Du bist nicht dein verstand

Die mentale Stärke eines Sportlers kann oft den Unterschied zwischen Sieg und Niederlage ausmachen. Mentales Training im Sport hat daher eine enorme Bedeutung gewonnen, um die Leistung zu optimieren und mit dem inneren Dialog effektiv umzugehen. In diesem Artikel werden wir untersuchen, wie Gedanken und innere Stimmen die sportliche Leistung beeinflussen und wie mentales Training dazu beitragen kann, diese Aspekte zu nutzen und zu kontrollieren.

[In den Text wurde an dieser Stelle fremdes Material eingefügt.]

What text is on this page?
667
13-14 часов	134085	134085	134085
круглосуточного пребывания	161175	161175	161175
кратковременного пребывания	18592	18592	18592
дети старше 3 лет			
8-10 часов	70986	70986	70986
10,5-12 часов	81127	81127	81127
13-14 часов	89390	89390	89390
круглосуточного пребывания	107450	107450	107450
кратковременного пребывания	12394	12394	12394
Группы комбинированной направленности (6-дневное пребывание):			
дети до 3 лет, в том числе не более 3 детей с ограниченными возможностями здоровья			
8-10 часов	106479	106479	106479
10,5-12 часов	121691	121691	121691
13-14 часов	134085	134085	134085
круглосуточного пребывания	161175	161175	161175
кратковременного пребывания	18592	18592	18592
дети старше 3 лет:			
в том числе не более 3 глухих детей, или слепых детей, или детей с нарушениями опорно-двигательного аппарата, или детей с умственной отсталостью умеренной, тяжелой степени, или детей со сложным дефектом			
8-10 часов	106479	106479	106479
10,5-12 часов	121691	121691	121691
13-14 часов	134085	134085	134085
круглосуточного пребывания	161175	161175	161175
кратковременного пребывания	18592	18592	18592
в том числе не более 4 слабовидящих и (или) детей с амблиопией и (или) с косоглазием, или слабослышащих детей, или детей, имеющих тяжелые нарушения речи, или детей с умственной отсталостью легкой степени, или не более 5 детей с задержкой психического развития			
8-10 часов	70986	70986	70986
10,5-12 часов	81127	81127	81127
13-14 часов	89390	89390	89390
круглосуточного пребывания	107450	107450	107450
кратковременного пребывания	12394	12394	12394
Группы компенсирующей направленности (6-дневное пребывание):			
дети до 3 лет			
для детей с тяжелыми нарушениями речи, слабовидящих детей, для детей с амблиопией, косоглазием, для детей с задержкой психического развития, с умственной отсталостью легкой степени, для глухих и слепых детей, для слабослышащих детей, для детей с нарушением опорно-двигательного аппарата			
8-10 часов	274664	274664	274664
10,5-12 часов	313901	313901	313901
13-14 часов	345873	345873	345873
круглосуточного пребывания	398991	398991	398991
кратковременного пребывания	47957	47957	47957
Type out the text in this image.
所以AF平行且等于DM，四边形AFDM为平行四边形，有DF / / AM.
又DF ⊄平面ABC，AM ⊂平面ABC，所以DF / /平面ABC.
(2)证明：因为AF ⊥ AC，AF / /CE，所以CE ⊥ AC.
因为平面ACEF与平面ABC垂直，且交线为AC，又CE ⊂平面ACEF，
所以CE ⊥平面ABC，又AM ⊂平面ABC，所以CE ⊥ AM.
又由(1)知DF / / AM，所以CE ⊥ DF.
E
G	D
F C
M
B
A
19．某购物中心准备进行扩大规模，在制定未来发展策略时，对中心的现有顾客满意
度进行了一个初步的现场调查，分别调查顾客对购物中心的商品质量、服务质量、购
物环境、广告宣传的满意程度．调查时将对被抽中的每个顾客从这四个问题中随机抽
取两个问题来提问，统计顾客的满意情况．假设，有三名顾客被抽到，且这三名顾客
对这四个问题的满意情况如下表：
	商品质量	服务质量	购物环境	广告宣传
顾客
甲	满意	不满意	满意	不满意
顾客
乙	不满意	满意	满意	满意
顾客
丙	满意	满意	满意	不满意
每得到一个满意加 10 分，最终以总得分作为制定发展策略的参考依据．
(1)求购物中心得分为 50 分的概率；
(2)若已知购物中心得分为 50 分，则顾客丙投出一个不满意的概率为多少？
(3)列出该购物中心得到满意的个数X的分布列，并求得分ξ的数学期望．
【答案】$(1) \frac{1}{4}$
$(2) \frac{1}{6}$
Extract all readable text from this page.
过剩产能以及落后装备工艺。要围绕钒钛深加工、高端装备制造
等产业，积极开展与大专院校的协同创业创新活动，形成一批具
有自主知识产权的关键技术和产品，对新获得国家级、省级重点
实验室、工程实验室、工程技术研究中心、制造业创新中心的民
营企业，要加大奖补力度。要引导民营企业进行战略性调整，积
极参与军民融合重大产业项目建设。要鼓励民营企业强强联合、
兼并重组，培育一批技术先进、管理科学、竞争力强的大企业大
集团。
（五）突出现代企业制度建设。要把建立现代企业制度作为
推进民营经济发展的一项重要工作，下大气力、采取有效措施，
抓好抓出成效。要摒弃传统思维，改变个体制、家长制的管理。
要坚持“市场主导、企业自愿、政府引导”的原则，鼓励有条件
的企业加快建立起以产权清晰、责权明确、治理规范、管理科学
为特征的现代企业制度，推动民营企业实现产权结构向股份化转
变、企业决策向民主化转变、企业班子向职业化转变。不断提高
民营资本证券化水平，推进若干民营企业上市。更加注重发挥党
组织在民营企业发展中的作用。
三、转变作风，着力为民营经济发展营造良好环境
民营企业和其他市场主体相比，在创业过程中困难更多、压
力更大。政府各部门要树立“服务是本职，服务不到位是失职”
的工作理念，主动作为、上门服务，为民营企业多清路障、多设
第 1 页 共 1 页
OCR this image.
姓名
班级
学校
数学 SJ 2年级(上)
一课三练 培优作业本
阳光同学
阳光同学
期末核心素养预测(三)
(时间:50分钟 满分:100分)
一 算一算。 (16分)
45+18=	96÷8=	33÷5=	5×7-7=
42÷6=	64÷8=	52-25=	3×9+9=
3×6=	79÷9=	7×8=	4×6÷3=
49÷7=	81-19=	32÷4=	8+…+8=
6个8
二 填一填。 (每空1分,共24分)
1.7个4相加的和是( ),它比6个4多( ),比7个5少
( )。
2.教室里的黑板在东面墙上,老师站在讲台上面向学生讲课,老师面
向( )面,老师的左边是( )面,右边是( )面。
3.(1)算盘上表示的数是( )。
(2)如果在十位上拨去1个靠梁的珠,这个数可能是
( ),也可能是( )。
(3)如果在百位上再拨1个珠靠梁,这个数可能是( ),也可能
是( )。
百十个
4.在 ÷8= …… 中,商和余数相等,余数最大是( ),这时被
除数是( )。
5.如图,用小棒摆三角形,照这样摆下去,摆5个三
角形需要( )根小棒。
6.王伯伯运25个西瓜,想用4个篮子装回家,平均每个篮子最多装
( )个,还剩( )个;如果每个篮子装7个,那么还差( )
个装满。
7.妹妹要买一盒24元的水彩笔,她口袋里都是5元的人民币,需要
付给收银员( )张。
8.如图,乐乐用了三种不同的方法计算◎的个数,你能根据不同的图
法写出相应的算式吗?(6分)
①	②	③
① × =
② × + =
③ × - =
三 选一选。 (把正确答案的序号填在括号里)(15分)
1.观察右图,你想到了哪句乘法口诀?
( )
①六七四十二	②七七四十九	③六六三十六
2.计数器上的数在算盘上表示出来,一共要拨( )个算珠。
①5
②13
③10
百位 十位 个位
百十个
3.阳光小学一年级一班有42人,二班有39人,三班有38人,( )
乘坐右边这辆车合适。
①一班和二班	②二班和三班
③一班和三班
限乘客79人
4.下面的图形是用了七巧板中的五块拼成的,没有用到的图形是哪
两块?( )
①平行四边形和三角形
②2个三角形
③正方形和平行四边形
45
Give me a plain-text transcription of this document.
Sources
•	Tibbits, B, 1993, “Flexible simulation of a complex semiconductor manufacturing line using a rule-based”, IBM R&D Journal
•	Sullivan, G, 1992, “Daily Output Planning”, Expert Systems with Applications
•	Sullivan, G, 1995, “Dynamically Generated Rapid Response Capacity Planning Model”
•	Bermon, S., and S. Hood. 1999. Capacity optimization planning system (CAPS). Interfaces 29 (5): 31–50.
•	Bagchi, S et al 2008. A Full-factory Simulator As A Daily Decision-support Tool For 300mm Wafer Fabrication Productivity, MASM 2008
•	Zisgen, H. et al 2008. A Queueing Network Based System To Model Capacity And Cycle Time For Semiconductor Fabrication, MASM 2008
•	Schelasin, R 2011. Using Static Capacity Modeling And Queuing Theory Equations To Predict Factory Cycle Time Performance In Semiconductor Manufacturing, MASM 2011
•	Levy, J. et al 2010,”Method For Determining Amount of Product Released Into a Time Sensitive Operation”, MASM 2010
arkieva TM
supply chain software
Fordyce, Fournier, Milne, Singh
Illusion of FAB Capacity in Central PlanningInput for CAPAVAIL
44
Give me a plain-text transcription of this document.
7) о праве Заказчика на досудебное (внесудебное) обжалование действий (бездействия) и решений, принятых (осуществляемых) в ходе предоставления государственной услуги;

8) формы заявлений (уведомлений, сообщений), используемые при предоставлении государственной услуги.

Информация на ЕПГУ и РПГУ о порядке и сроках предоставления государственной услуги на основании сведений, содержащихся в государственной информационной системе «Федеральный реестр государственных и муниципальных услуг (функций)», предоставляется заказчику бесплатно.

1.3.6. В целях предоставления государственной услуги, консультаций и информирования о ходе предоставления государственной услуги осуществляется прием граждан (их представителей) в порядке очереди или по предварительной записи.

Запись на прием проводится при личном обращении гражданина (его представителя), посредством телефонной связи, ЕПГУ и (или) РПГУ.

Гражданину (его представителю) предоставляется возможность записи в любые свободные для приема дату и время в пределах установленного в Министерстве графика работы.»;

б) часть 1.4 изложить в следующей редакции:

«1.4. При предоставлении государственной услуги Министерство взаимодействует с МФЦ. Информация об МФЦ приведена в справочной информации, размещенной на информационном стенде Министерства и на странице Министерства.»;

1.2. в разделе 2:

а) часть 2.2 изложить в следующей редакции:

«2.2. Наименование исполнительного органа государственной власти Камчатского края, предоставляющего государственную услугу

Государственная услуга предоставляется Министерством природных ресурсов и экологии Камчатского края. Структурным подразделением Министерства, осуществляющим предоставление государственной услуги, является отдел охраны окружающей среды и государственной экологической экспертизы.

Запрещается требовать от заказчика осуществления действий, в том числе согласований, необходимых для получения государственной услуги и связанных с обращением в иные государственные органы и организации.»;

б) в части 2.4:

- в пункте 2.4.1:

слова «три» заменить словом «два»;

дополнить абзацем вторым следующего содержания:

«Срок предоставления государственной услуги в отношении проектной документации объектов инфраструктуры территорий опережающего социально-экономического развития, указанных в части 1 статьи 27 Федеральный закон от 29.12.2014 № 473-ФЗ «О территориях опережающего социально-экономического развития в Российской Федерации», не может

Gedanken sind ständige Begleiter unseres täglichen Lebens. Sie formen unsere Wahrnehmung, beeinflussen unsere Emotionen und bestimmen unser Verhalten. Im Sport sind Gedanken besonders entscheidend, da sie die mentale Einstellung eines Sportlers beeinflussen und somit seine Leistung auf dem Spielfeld oder im Wettkampf beeinflussen können. Viele Sportler berichten von inneren Stimmen, die ihnen sagen, sie seien nicht gut genug, sie könnten nicht gewinnen oder sie würden scheitern. Diese inneren Stimmen sind Ausdruck von Selbstzweifeln und Ängsten, die tief im Unterbewusstsein verankert sind.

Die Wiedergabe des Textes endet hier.